If my count is right, this will be his fourth batch of beer. Since a watched wort never boils, he’s enjoying some Buffy the Vampire Slayer on his laptop (headphones necessary due to the noise of the kitchen fan.) His first batch is on the cusp of being ready for consumption; the sample I had on Wednesday night was delightful if a bit under-carbonated.
I fully support this hobby and not just as a loving spouse. I do enjoy our project nights (making our own tonic and bottling beer being two recent examples), but the real reason for my enthusiasm is that homebrewing produces a microbrew-quality product at a Pabst Blue Ribbon price. I don’t even mind the mildly Vegemite-y smell it produces, or sharing my kitchen workspace with Amos.
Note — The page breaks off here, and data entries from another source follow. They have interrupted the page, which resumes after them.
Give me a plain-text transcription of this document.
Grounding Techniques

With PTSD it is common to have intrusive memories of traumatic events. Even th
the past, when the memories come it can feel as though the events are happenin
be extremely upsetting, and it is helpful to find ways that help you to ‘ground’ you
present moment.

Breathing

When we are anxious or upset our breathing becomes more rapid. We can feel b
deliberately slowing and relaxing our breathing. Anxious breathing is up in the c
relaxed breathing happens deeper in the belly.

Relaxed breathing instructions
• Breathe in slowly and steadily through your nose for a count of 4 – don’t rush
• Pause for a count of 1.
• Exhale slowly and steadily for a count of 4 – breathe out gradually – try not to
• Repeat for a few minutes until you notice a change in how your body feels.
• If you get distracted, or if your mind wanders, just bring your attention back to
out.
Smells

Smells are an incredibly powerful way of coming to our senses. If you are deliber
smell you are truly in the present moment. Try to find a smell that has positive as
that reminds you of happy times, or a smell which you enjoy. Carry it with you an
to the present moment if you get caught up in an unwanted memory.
In other news, hosting Thanksgiving was a success thanks to lots of help and advice from my friend Neal. The man peeled ten pounds of potatoes and probably half as many carrots for me on Wednesday night and loaned me a wide assortment of Star-Trek-weapon-like specialty utensils. We had a total of fourteen people over including four adorable kids ranging from a couple of months to five years old. The cats are only now recovering. Between you and me, Internet, I love it when my house is full of warm and fuzzy chaos.